Doch nicht nur die tiefen Produzentenpreise geben zu denken, auch die stetig neuen Massnahmen und Vorschriften, welche auf die Landwirte zukommen, belasten die Gemütslage. Zwar macht es jeweils den Anschein, als ob diese zusätzlichen Massnahmen mit den Direktzahlungen abgegolten werden, doch auch dieses Bild ist falsch. Da der Zahlungsrahmen bei den Direktzahlungen gleichbleibt, können neue Massnahmen nur abgegolten werden, wenn bei Zahlungen anderer Leistungen gekürzt wird. Der Bundesrat wollte gleichzeitig sogar noch den Zahlungsrahmen kürzen. Dies konnte immerhin verhindert werden. Trotzdem verstösst in meinen Augen diese Praxis gegen Treu und Glauben.

Im Jahr 2022 verdiente eine Familienarbeitskraft im Durschnitt gerade mal Fr. 4316.- (x13) im Monat.
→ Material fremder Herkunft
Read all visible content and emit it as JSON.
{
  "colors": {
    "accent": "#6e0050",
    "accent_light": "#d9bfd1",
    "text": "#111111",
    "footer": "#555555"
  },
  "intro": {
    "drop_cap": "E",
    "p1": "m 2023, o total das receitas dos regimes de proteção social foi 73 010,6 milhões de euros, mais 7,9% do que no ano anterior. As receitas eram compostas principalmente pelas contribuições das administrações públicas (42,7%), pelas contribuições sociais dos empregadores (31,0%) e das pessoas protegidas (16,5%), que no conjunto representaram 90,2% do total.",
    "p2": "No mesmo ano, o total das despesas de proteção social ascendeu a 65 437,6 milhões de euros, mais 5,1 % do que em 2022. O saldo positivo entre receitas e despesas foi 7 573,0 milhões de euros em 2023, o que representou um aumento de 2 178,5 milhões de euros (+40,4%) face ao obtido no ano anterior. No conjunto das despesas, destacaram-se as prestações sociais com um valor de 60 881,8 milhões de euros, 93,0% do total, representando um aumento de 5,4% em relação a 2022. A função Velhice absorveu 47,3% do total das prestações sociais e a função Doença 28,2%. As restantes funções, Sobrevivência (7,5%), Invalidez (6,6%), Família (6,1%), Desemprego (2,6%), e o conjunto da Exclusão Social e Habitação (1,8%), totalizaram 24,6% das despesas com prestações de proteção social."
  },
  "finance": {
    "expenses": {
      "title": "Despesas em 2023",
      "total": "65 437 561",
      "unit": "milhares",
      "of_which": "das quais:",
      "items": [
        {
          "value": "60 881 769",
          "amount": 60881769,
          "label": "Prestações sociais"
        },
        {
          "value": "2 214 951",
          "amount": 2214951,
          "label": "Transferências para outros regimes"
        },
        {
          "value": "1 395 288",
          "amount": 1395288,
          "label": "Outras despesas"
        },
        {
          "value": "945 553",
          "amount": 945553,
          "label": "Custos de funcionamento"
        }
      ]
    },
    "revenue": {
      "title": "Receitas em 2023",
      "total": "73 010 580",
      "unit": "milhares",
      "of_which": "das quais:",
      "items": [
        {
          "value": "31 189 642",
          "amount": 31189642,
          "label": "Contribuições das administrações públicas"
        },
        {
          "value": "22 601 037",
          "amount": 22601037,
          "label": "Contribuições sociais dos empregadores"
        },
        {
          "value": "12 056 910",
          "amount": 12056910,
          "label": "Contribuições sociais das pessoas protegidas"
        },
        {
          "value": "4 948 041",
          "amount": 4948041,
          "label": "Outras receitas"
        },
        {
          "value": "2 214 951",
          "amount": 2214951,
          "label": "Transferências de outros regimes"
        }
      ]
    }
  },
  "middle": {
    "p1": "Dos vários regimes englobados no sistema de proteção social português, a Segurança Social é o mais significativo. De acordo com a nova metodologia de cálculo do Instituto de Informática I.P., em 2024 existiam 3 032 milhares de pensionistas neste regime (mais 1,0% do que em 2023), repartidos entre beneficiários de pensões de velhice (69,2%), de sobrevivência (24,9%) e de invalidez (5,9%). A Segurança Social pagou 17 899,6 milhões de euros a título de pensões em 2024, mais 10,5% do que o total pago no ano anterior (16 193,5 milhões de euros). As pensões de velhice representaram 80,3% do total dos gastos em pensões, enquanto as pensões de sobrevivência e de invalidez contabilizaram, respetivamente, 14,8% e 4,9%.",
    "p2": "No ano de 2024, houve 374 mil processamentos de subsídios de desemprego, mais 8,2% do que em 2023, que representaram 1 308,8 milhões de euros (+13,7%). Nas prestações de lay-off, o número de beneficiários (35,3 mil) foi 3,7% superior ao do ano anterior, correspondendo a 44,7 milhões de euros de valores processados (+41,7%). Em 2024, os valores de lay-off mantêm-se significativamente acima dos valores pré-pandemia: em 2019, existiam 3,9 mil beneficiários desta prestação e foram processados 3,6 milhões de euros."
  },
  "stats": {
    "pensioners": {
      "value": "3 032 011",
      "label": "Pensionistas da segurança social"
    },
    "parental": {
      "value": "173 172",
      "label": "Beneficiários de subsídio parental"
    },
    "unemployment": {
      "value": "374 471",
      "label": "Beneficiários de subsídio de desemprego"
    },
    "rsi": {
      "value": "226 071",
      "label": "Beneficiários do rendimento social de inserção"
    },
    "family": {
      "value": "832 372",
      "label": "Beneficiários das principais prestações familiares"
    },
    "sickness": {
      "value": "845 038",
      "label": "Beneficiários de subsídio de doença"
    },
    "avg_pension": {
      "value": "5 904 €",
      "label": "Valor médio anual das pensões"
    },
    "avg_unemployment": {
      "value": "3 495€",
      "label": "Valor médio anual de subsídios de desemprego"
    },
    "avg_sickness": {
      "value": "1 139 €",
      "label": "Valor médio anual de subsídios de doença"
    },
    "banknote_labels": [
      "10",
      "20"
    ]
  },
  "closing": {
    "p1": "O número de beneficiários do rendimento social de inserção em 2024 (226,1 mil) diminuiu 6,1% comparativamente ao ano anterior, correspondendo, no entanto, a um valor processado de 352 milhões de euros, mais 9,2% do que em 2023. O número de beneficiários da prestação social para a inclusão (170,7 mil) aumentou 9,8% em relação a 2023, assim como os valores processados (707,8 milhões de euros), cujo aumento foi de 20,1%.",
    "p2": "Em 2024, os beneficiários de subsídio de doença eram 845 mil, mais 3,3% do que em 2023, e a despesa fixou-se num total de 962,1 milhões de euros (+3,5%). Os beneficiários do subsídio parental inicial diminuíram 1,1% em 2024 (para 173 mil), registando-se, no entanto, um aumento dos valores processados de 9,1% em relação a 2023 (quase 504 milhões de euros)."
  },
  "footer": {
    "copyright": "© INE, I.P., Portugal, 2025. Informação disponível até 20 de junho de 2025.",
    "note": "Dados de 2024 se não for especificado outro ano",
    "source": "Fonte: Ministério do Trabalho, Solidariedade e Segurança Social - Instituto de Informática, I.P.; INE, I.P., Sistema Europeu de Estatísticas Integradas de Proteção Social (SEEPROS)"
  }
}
Aus den vorgenannten Gründen entsteht das Hauptproblem für die Unzufriedenheit der Schweizer Landwirte: Der tiefe Arbeitsverdienst. Im Jahr 2022 verdiente eine Familienarbeitskraft (im Vollzeitpensum) im Durschnitt gerade mal Fr. 4316.- (x13) im Monat. Wie das bei Durchschnittswerten so ist, gibt es einige welche mehr und andere welche weniger verdienen. Leider verdienen rund 60% der Betriebsleiter weniger als der Durschnitt. Bedenklich: Rund 30% verdienen gar nichts mit ihrer Arbeit und leben sogar von der Substanz.

Die Direktzahlungen vom Bund sind in der Summe höher als die kummulierten landwirtschaftlichen Einkommen aller Betriebe zusammen.

Ein weiteres Problem ist die Tatsache, dass der Grossteil der Schweizer Landwirte ohne die Direktzahlungen von Bund keine Überlebenschance haben. Die tiefen Produktepreise decken oftmals nicht einmal die Produktionskosten. Die Abhängigkeit von den Direktzahlungen ist enorm: Der Zahlungsrahmen vom Bund ist in der Summe höher als die kumulierten landwirtschaftlichen Einkommen aller Betriebe zusammen.

Somit ist wohl verständlich, dass es zurzeit auch unter den Schweizer Landwirten brodelt. Insbesondere in der Westschweiz haben sich bereits einige Landwirte formiert. Sie stellen die Ortstafel auf den Kopf und hängen daran alte Stiefel auf. Sie machen so auf die unzufriedene Situation der Schweizer Landwirte aufmerksam. Einige fordern jedoch bereits drastischere Massnahmen, analog Deutschland und Frankreich.

Für mich ist klar, dass solche Demonstrationen und Blockaden für unser Land (zurzeit) der falsche Weg sind.

Für mich ist klar, dass solche Demonstrationen und Blockaden für unser Land (zurzeit) der falsche Weg sind. Vielmehr müssen wir mit allen Mitteln auf die Situation der Schweizer Landwirtschaft aufmerksam machen. Dabei ist der Bauernverband sowie jeder einzelne Landwirt gleichermassen gefordert. Die Preise für landwirtschaftliche Erzeugnisse sind viel zu tief. Ein grosses Augenmerk muss dabei auf die Margen der nachgelagerten Betriebe gelegt werden. So stiegen die Preise für Nahrungsmittel in den letzten Jahren zum Teil massiv, ohne dass der Landwirt mehr für sein Produkt erhalten hat.